Please, please, please… can I take an email from yesterday back?

I’m running my third marathon in June with Team in Training, the athletic training fundraising arm of the Leukemia and Lymphoma Society. I have to raise a minimum of $975, and yesterday I thought it would be a brilliant idea to write to my old college buddies to ask for help.

The letter  was funny and compelling, or so I thought, with a pointed call to action: donate within 24 hours, and I’ll match your donation dollar for dollar.

I figured I’d get back a couple of funny notes, a few good wishes, and I really hoped to get a donation.

I sent the email yesterday at noon. It’s been 20 hours, and I hear crickets. One of my friends actually did write back to let me know she had made a donation to her school’s drive, which is awesome. But the other 18 people? Nothing.

OOOHHH I HATE ASKING FOR MONEY! I don’t mind at all that they didn’t want to donate. But now I feel like the heel who keeps asking. I want to write them back and apologize, let them know that no one has to give me money for anything. Have I alienated them? Do they see things from me and just hit delete? Do people on Twitter block me because of my fundraising efforts? Do friend in my neighborhood see me at the coffee shop and take their coffee to go so I don’t hit them up?

I wish I could just write a check for the remaining funds and go back to being just Plain Old Beth, not Always Begging Beth.

But here’s the problem… I really want to help the Leukemia and Lymphoma Society. I really want to make a difference. I’ve found that most people dear to me *do* want to help out where they can. They just need to be asked, and they’re happy to make a contribution. And some awesome, awesome people have already chipped in — almost $400 collected so far.

So how do I become more comfortable with my discomfort? It’s similar to asking for a raise or cold calling to find new clients.
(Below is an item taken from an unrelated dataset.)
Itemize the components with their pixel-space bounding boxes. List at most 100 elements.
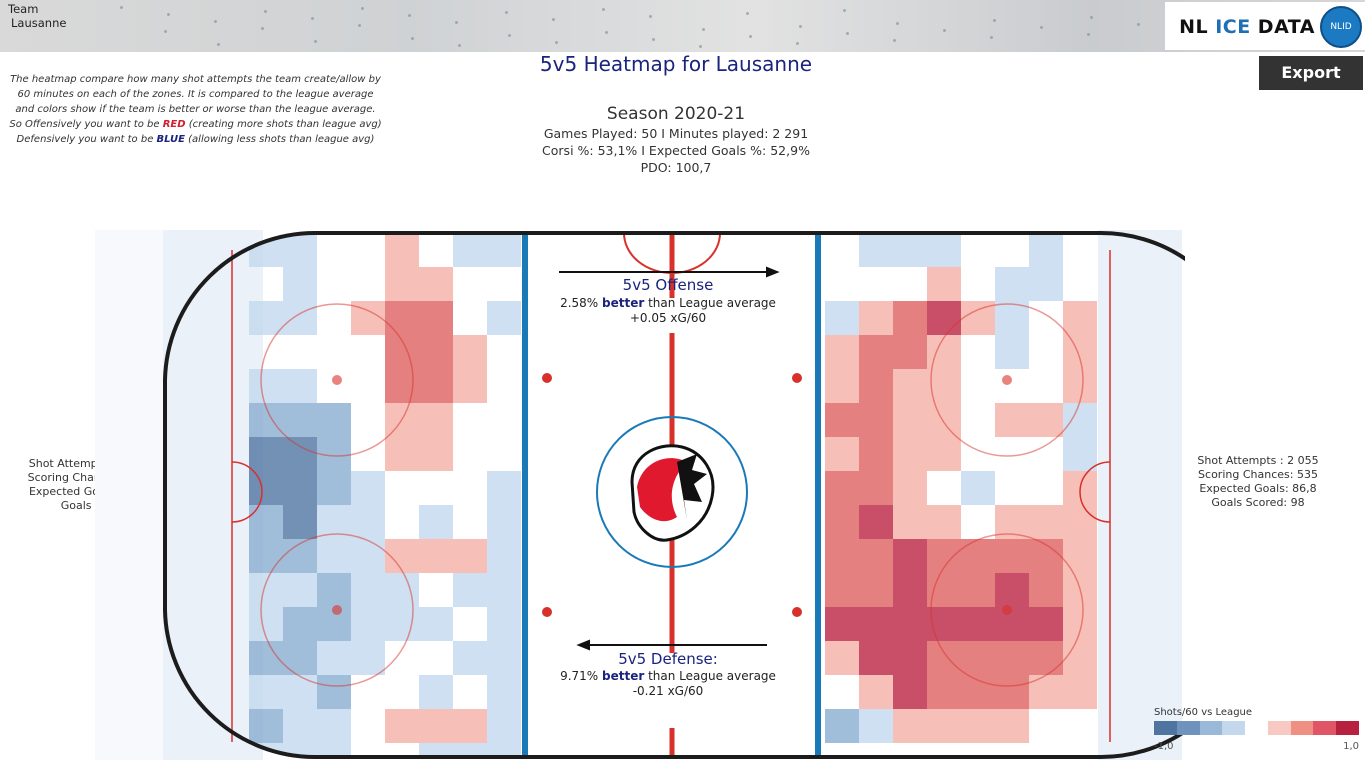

These are things we have to do, yet these are things we hate to do. We get a knot in our stomachs as we try to smile and ask people to give us something: a job, a few moments of their time, their hard-earned money. How do we find the strength to keep asking even with our discomfort?

What makes you uncomfortable, and how do you push through? I could really use some advice. :)

And, err, umm, I could also use a few more donations.